Analysis was done with R’s lm() built in function for linear models. To check if any of the variables were severely co-linear, I did a VIF analysis and found that VIF was between 1-2 for all factors and so it did not indicate high multicolinearity.
To determine the best model, I used the stepAIC() function to compare nested models by the Akaike information criterion. What it does is starting from a full model with all variables in it, the function steps down by removing variables one-by-one and evaluating which of the “sub-models” explains the data better (smaller AIC).
Outliers were identified using Cook’s distance and one severe outlier was removed (Michigan).
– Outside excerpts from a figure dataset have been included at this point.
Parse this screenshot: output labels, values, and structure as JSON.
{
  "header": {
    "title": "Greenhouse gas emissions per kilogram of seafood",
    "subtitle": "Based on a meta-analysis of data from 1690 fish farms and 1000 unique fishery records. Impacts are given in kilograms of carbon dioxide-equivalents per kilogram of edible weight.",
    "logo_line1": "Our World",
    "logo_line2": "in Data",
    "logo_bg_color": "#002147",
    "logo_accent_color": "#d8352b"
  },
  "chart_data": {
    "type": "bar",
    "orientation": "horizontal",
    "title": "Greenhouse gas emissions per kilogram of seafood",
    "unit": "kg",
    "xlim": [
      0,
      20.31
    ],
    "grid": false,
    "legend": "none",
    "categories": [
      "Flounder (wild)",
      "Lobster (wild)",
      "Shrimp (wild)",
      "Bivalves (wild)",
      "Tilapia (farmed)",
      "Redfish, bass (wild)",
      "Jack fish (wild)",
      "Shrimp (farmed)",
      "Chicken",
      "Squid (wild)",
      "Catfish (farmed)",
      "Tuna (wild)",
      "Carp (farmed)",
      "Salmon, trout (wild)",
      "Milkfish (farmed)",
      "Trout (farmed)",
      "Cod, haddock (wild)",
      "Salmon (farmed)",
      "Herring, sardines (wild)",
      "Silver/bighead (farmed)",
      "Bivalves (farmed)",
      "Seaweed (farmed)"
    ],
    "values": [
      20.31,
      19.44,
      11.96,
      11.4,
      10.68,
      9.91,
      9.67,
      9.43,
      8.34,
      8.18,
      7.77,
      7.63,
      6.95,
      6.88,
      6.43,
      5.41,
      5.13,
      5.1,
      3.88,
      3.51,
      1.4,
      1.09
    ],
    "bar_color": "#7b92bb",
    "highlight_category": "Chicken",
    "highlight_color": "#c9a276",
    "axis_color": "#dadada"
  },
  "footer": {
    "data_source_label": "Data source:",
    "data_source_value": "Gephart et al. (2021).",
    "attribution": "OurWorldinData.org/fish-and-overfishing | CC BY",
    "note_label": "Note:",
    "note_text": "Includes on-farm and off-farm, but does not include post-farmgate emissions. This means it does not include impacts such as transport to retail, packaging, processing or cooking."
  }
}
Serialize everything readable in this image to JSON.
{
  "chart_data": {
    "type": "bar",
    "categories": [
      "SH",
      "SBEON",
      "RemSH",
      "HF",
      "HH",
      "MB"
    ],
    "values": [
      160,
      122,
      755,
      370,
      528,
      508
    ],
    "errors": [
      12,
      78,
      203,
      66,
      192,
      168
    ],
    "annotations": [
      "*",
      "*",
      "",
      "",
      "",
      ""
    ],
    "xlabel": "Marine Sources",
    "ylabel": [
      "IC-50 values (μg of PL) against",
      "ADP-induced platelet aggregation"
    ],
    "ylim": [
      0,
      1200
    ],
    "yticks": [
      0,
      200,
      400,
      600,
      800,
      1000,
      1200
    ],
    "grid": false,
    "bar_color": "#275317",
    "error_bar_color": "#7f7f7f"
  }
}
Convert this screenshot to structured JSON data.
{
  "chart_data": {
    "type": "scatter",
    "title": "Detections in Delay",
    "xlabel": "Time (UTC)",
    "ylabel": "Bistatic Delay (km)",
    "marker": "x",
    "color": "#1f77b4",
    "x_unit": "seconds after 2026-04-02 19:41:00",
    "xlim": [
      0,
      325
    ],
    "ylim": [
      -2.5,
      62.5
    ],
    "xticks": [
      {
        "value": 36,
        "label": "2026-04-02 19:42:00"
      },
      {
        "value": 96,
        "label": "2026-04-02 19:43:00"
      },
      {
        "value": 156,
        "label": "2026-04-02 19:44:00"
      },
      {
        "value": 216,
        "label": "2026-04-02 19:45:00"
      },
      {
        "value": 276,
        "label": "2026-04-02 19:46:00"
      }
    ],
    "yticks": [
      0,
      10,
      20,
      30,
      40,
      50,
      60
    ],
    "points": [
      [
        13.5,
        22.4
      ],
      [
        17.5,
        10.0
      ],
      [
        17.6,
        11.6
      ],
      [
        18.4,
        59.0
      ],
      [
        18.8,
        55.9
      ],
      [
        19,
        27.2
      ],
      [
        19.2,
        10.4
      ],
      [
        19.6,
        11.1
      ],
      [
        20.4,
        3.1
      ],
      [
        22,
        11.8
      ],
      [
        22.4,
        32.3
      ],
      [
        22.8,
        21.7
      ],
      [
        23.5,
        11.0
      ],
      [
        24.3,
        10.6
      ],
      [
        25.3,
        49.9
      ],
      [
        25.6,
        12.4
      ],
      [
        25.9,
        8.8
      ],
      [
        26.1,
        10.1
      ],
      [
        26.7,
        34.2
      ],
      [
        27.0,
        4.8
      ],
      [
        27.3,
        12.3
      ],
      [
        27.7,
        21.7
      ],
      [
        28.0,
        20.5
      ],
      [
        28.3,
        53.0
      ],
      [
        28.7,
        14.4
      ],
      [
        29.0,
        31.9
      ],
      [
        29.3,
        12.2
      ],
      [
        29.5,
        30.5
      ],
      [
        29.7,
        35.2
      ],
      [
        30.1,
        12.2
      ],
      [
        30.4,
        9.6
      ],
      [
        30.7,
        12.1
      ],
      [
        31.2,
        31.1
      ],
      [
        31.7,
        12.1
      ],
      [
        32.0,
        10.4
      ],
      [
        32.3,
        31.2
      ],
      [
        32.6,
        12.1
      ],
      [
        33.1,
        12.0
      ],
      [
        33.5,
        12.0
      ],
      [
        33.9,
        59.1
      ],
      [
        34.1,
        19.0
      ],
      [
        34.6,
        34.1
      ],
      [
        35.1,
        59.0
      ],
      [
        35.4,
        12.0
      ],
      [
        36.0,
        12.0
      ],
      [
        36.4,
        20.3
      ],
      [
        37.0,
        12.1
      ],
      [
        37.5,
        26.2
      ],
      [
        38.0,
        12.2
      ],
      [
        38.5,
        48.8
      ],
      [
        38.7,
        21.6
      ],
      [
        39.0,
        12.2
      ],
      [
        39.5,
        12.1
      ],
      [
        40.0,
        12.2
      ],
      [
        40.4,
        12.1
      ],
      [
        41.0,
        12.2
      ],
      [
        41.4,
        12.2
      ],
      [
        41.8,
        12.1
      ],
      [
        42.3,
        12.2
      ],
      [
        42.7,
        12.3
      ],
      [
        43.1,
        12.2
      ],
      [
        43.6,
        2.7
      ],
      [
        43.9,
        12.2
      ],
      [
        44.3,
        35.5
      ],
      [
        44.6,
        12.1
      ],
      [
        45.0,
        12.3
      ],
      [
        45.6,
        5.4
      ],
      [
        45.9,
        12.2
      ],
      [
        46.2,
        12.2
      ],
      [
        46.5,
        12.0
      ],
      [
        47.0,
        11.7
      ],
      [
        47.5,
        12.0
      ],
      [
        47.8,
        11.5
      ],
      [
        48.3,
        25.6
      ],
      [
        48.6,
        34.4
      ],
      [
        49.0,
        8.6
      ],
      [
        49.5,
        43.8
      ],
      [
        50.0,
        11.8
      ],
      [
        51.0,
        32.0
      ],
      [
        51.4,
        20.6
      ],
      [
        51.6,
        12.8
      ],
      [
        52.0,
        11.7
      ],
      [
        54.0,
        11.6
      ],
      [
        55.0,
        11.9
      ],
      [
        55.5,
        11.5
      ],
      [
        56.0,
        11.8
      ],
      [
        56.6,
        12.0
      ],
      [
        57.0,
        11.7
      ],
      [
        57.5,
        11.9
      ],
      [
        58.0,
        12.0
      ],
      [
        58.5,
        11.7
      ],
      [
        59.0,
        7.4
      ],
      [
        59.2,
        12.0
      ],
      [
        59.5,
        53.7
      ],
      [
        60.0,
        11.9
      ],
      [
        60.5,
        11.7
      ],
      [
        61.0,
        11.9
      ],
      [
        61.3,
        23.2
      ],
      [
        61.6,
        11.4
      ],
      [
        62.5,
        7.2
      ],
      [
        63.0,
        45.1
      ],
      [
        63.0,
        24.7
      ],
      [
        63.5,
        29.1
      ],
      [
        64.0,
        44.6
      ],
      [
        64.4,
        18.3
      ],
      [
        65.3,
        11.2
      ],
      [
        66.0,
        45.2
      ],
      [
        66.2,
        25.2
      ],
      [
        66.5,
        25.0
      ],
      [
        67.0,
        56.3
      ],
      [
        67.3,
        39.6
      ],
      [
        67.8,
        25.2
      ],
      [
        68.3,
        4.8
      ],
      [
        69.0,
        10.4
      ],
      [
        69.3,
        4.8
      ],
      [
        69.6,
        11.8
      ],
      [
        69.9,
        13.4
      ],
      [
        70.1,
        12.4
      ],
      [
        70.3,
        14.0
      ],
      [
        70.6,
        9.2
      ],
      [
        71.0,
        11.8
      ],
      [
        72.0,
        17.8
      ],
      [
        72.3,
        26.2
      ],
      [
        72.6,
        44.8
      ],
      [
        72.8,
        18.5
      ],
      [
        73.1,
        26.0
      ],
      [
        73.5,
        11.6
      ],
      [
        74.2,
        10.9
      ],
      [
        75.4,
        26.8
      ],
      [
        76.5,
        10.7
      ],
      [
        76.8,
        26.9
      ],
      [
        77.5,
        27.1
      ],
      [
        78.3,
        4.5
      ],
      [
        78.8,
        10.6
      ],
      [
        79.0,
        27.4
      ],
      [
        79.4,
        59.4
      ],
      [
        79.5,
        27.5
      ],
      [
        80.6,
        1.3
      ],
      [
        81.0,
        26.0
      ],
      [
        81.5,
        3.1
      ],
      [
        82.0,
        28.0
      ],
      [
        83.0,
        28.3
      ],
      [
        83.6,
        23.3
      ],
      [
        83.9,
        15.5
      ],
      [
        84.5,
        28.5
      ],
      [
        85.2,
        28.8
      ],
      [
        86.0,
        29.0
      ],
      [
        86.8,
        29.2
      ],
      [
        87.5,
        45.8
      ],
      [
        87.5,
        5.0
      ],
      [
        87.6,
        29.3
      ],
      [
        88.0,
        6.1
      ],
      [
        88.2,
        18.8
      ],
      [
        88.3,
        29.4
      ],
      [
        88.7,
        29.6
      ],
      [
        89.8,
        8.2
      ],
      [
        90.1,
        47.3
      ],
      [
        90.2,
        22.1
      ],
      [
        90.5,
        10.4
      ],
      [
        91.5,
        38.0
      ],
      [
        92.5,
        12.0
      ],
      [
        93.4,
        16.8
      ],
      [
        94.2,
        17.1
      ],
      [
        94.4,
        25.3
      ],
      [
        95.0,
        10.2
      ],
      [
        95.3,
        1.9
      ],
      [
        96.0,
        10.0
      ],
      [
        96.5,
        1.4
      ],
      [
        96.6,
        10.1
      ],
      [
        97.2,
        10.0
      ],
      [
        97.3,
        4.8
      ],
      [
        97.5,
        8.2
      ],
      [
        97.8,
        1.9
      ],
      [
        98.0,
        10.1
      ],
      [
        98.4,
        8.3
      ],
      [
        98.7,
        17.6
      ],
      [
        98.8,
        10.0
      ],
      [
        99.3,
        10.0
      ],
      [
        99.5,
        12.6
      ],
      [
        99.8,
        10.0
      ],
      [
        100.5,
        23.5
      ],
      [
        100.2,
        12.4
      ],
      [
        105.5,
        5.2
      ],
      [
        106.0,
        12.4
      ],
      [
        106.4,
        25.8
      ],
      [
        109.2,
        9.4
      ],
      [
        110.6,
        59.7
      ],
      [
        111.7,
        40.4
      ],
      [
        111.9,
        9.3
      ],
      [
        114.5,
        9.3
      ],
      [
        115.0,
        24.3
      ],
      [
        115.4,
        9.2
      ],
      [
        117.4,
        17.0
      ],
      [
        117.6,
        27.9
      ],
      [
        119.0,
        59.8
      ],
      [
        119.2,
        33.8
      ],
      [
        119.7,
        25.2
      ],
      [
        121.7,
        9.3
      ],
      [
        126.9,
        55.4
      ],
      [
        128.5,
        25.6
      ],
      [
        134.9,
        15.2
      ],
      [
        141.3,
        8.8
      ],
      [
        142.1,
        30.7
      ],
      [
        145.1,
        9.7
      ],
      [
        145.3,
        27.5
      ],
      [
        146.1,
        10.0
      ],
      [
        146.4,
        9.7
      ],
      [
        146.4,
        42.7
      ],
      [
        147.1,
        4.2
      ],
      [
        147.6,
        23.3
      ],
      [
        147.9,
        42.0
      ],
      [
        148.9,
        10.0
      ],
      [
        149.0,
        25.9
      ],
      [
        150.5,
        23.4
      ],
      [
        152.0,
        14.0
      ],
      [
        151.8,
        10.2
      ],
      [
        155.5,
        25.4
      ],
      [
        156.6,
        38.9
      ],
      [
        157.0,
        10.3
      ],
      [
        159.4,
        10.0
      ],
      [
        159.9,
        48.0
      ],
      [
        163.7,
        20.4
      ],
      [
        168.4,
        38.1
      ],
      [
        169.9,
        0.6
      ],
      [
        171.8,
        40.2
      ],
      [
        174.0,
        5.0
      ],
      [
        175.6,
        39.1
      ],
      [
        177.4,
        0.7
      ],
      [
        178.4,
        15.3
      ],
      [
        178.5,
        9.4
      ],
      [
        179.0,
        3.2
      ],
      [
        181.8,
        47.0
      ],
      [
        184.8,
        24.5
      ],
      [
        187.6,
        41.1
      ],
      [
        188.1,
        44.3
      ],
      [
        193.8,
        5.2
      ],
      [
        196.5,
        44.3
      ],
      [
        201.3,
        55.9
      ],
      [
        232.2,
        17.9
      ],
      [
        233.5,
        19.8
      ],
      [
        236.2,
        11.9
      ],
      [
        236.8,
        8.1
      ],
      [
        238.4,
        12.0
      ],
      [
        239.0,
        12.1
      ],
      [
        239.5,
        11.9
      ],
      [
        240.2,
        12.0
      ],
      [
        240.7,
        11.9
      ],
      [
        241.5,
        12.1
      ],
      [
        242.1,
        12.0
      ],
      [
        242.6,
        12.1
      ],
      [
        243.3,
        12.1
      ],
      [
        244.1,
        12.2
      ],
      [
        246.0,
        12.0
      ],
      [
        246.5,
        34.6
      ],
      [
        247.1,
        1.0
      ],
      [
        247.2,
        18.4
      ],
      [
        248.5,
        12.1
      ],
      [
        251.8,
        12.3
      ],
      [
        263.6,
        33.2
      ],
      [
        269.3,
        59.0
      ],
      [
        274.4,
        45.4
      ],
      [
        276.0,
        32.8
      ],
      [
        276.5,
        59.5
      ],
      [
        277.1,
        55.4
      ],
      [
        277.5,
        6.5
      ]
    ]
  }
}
The final model looked like this:
Step: AIC=64.79 lm(formula = Cases.growth ~ SIP.delay.deaths + SIP.delay.cases + Temperature + Population.Density + Compliance + Biggest.city.density, data = data) Residuals: Min 1Q Median 3Q Max -3.0258 -1.0464 -0.3621 1.3237 3.7465 Coefficients: Estimate Std. Error t value Pr(>|t|) (Intercept) 2.495e+01 2.644e+00 9.435 6.19e-12 *** SIP.delay.deaths 1.768e-01 3.846e-02 4.598 3.89e-05 *** SIP.delay.cases -1.679e-01 2.336e-02 -7.186 7.90e-09 *** Temperature 7.652e-02 4.077e-02 1.877 0.06752 . Population.Density 4.085e-03 1.238e-03 3.301 0.00197 ** Compliance -1.373e-01 6.123e-02 -2.243 0.03022 * Biggest.city.density 2.924e-04 8.931e-05 3.274 0.00213 ** --- Signif. codes: 0 ‘***’ 0.001 ‘**’ 0.01 ‘*’ 0.05 ‘.’ 0.1 ‘ ’ 1 Residual standard error: 1.814 on 42 degrees of freedom Multiple R-squared: 0.6634, Adjusted R-squared: 0.6153 F-statistic: 13.8 on 6 and 42 DF, p-value: 1.366e-08
Limitations: There were multiple limitations to this analysis. First some of the data for the factors was from several years ago (e.g. 2014 for tourism) and might have been outdated. Second, reporting of cases data is itself limited by testing availability and delays. Some of the data might not be the best representation of the specific factor (e.g. in compliance I looked at only one aspect of mobility).